Il Mediterraneo che cambia
Il terzo rapporto del progetto Mare caldo pubblicato da Greenpeace, condotto dalle ricercatrici del Dipartimento di Scienze della Terra, dell’Ambiente e della Vita (DISTAV) dell’Università di Genova, ha monitorato gli impatti della crisi climatica sui mari italiani. Il rapporto conferma un aumento generalizzato delle temperature con conseguenze evidenti sulla flora e la fauna del Mediterraneo e un’intensificazione degli eventi climatici estremi.
«L’aumento delle temperature sta causando drammatici cambiamenti nella biodiversità marina, dalla scomparsa delle specie più sensibili caratteristiche del nostro mare all’invasione di altre, spesso aliene, che meglio si adattano a un mare sempre più caldo», dichiara Monica Montefalcone, ricercatrice del Seascape Ecology Lab del DISTAV.

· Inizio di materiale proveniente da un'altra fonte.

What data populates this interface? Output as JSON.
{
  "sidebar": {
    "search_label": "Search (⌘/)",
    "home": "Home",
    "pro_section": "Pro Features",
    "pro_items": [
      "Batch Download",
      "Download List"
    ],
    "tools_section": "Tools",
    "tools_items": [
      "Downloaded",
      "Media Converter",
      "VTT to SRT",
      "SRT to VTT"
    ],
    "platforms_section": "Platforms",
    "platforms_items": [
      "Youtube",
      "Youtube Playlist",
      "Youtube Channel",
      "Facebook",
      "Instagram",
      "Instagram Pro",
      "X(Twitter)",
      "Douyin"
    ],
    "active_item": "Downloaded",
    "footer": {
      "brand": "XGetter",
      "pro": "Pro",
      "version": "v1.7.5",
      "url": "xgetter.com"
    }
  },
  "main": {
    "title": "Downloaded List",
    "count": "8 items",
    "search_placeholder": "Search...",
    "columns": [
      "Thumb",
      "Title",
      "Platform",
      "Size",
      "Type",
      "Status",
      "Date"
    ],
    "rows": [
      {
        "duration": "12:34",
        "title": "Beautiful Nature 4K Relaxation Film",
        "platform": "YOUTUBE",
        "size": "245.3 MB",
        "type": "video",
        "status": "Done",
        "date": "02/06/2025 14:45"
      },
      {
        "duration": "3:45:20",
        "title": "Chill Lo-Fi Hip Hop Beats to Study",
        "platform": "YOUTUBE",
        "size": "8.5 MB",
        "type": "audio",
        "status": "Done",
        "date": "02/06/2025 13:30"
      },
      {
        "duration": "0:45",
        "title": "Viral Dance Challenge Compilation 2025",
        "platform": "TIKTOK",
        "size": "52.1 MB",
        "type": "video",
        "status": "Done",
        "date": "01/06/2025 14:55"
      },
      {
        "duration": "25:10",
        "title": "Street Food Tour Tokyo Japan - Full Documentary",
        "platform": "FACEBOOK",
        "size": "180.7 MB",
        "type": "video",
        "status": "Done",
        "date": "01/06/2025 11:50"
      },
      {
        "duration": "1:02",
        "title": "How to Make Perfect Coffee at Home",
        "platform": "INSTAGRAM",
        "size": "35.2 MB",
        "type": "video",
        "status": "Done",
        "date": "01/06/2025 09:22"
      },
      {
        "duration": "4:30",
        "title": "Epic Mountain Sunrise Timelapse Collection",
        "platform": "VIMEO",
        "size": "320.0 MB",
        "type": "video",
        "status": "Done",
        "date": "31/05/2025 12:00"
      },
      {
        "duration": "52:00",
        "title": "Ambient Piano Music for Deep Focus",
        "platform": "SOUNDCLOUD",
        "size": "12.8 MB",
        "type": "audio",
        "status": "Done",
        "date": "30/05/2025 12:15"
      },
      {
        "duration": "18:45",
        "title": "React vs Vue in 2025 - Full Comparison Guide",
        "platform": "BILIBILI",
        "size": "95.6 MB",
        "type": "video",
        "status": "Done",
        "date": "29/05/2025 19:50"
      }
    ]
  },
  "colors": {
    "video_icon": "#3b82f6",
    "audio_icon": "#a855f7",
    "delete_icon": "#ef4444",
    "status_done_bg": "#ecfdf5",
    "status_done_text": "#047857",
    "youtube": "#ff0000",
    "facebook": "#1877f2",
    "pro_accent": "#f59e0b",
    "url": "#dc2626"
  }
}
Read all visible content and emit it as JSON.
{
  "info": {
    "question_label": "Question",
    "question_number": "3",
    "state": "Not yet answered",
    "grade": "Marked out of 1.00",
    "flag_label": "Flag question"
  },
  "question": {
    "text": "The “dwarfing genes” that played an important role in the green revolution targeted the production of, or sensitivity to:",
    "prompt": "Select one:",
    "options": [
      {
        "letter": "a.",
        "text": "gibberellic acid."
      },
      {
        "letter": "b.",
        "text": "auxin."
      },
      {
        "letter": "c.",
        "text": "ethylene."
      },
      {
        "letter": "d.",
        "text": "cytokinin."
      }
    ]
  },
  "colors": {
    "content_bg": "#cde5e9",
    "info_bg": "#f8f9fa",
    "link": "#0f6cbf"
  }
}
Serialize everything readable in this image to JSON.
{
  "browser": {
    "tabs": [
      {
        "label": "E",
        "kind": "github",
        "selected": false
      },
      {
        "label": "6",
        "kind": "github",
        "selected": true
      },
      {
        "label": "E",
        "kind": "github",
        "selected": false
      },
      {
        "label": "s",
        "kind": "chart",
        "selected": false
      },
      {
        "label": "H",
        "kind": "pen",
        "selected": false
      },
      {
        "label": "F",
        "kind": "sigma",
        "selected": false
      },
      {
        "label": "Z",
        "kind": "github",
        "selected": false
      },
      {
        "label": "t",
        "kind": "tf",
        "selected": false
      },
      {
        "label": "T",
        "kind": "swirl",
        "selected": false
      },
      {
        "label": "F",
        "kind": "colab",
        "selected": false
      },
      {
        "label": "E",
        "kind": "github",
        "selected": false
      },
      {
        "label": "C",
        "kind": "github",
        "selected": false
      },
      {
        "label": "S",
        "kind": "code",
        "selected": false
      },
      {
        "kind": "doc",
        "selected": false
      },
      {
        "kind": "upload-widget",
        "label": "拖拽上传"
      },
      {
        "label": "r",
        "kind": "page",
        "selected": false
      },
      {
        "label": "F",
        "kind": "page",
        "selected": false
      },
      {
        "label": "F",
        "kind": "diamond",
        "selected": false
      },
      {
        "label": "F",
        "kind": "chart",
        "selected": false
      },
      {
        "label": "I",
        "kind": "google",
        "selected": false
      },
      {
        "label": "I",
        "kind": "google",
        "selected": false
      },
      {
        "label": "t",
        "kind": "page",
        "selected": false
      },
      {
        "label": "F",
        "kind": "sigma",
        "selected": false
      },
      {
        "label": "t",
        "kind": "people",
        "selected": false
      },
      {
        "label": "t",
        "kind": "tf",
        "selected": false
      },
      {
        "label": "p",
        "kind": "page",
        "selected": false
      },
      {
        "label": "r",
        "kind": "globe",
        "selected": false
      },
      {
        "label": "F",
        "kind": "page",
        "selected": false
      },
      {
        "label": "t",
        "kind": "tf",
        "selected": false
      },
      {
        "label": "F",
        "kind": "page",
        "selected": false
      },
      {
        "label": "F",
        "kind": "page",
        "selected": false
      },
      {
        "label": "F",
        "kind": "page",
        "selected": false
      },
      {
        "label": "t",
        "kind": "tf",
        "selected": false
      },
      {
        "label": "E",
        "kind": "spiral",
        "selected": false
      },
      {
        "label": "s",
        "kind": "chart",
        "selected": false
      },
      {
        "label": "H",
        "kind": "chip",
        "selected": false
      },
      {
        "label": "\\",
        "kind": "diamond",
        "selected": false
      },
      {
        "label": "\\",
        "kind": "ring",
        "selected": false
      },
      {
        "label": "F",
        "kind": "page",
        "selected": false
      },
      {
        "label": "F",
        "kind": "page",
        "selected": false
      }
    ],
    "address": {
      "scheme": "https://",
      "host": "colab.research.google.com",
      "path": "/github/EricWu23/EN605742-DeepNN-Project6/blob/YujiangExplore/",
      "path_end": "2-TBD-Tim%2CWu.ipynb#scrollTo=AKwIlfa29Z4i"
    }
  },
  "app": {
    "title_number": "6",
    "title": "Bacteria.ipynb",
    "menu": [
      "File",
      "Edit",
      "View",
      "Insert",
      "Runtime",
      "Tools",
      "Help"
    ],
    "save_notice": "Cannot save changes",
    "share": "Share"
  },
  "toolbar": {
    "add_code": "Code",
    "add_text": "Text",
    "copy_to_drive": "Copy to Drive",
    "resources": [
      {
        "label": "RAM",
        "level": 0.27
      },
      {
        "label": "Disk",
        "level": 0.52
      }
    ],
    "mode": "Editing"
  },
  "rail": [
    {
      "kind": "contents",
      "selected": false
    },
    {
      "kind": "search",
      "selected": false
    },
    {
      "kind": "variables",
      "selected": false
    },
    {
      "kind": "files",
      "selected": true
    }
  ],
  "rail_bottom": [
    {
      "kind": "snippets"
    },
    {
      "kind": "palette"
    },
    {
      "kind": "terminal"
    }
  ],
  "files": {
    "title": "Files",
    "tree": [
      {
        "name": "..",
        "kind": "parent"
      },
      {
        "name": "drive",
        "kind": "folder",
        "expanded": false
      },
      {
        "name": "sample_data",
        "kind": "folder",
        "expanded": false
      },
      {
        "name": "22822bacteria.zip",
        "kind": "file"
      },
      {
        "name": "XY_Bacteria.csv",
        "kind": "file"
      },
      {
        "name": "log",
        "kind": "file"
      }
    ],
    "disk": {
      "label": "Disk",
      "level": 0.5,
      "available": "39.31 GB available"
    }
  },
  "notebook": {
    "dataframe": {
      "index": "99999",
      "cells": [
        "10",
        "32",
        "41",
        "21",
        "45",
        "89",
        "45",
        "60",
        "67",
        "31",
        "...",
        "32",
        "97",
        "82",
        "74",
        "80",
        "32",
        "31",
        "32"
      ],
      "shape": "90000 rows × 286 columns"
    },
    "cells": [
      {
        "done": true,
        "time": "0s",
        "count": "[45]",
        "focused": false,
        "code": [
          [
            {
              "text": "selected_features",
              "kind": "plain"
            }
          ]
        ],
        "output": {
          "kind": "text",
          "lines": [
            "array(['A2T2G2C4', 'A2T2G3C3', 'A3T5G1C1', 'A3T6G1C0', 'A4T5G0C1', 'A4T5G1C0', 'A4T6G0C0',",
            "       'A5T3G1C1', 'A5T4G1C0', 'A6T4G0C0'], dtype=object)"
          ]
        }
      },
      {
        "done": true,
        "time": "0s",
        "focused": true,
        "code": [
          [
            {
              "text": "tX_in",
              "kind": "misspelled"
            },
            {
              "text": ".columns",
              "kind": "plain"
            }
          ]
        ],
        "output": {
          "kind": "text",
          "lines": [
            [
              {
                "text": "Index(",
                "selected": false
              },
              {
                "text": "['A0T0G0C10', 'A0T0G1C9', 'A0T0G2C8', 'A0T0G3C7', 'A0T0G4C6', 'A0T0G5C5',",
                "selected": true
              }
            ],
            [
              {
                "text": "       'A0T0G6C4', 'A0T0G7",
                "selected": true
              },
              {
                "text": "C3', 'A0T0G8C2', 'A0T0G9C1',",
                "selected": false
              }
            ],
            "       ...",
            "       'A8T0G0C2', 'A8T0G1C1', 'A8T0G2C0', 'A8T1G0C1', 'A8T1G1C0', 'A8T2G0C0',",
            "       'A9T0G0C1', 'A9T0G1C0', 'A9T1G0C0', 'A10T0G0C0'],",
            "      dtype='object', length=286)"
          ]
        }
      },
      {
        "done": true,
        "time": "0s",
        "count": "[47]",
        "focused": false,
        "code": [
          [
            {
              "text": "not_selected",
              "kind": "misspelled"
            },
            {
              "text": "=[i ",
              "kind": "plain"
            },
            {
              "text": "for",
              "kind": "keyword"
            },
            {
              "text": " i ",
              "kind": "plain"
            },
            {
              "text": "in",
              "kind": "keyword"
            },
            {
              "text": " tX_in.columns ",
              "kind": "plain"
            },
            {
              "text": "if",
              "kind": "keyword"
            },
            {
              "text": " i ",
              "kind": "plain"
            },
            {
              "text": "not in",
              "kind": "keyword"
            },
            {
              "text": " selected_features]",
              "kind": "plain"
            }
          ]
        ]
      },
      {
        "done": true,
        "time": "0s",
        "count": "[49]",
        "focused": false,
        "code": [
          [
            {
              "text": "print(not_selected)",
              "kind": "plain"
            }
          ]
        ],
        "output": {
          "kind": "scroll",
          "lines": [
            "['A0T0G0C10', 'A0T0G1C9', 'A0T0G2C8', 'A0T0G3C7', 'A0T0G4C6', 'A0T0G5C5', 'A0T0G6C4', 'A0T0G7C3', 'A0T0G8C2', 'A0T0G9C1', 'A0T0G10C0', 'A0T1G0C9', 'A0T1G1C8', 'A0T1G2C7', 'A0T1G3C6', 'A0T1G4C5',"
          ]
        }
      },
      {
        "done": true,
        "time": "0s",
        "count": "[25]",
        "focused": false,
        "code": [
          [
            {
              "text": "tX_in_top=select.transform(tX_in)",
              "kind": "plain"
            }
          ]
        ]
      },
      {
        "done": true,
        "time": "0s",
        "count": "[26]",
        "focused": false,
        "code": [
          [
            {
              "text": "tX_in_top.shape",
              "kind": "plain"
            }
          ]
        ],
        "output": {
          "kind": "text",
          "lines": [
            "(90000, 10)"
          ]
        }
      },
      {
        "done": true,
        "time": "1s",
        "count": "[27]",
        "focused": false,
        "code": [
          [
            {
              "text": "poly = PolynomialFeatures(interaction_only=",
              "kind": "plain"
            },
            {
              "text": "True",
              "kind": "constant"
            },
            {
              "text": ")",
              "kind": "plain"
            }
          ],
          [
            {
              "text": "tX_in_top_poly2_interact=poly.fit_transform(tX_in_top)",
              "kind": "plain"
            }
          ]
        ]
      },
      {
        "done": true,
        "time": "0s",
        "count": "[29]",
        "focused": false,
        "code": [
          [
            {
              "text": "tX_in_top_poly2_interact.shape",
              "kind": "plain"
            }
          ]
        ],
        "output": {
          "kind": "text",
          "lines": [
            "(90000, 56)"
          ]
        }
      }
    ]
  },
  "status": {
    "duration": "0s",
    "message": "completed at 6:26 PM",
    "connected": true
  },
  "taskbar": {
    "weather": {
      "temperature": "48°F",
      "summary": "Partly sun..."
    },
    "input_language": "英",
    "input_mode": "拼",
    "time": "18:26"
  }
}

«Il nostro mare sta pagando un prezzo elevato: diventa sempre più povero ma anche sempre più pericoloso, perché il calore che si accumula in mare contribuisce ad alimentare fenomeni climatici sempre più estremi». Ha dichiarato Alessandro Giannì, responsabile delle Campagne di Greenpeace Italia. «Gli effetti della crisi climatica e delle anomalie termiche sono evidenti in tutte le aree di monitoraggio, indipendentemente dalla localizzazione geografica o dal livello di conservazione dei siti».
La mitigazione e la corretta gestione delle attività umane (pesca, turismo, urbanizzazione, sviluppo costiero, ecc.) che possono avere un impatto locale, anche grazie all’istituzione di aree marine protette, sono le migliori strategie per aumentare la resilienza degli ecosistemi marini. Ma questi interventi devono essere accompagnati da politiche climatiche ed energetiche in grado di abbattere velocemente le emissioni di gas serra perché anche le aree protette subiscono gli effetti della crisi climatica.
Proteggiamo insieme il nostro mare
«Le indagini effettuate da Greenpeace e CNR confermano ancora una volta come, laddove esistono misure di protezione rigorose, il mare conserva straordinari tesori. Le aree marine protette sono uno strumento efficace per la tutela di questa straordinaria biodiversità», dichiara Antonio Miccio, direttore dell’Area Marina Protetta del Regno di Nettuno.
Proprio per difendere i nostri mari, Greenpeace Italia ha lanciato una nuova petizione: un appello ai ministri dell’Ambiente e della Sicurezza Energetica e per la Protezione Civile e le Politiche del mare per chiedere un processo rapido di ratifica del Trattato globale sugli oceani. Anche diverse attrici e attori della celebre serie televisiva “Mare Fuori” hanno sostenuto con un video l’organizzazione ambientalista, unendosi all’appello per proteggere il Mediterraneo.